No. Those people could actually accompany you to the departure gate back in the day. And if you were going away for a long, long time, those people might even bring treats — homemade oatmeal cookies, for example — and you could all sit around together, laughing and talking and eating oatmeal cookies while you waited for your flight. And after you boarded, your people could stand there at the window and wave as they watched that jet taxi, lift off and whisk you away into low-hanging clouds.

But not anymore.

The events of Sept. 11, 2001, put an end to that for good. And I resent it.

My resentment doesn't stop at the airline check-in curb.
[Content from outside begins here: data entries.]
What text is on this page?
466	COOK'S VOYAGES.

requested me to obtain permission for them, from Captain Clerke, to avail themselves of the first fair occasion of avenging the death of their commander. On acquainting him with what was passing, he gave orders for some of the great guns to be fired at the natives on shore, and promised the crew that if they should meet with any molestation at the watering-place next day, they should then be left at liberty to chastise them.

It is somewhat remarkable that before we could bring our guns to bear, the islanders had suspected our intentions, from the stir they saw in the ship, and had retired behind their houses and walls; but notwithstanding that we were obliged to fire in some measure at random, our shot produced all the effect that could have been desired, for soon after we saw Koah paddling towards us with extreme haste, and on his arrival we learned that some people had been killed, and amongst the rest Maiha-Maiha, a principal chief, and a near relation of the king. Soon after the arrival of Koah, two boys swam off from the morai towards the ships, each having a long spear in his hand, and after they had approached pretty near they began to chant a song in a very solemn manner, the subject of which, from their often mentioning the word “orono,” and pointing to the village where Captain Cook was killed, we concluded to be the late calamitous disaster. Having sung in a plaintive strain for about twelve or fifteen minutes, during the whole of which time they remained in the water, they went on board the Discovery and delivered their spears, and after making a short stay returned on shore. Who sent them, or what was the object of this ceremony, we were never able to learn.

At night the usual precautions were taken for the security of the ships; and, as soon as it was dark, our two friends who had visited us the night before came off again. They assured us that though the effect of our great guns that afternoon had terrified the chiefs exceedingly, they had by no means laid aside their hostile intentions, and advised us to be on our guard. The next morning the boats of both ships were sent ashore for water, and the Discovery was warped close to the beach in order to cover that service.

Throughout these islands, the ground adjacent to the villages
Oh no. There's more.

I resent the length and the costs of the wars we've entered since 9/11, although I deeply honor the service and sacrifice of family members, friends and others who've been deployed over the past 10 years.

I resent the way certain political and media figures on both the right and the left have exploited our national unease for their own purposes.

I resent that their cynical fear-mongering has caused Americans to become testier and meaner with each other.

I remember with brittle clarity the evening of Sept. 11, 2001. I fixed dinner for our kids, as always. I helped them with their homework, as always. I cleaned up the kitchen and let out the dogs and called my husband at work, as always.

Then I stood alone on our back porch, gazed up at a jet-less silent sky and thought, "Everything has changed."

It would be wrong to say that our nation lost its innocence on 9/11. I'm old enough to remember the '60s and Vietnam, and believe me that was NOT an innocent era. My uncles who fought in World War II could make the same claim about their experiences in the European theater.

Still, I think it's fair to say that we all lost something 10 years ago when the Twin Towers collapsed into ash.

And I resent that undefined loss, too.

Like everybody else, I've been revisiting old territory and feeling the rawness of that day again, so the words of Nelson Mandela strike me with a special force right now: "Resentment is like drinking poison and then hoping it will kill your enemies."

He's right, of course. Resentment strangles. And so my plan for this 10th anniversary is simply this: to think on the grace and goodness that we as a nation showed then and that we can choose to show always.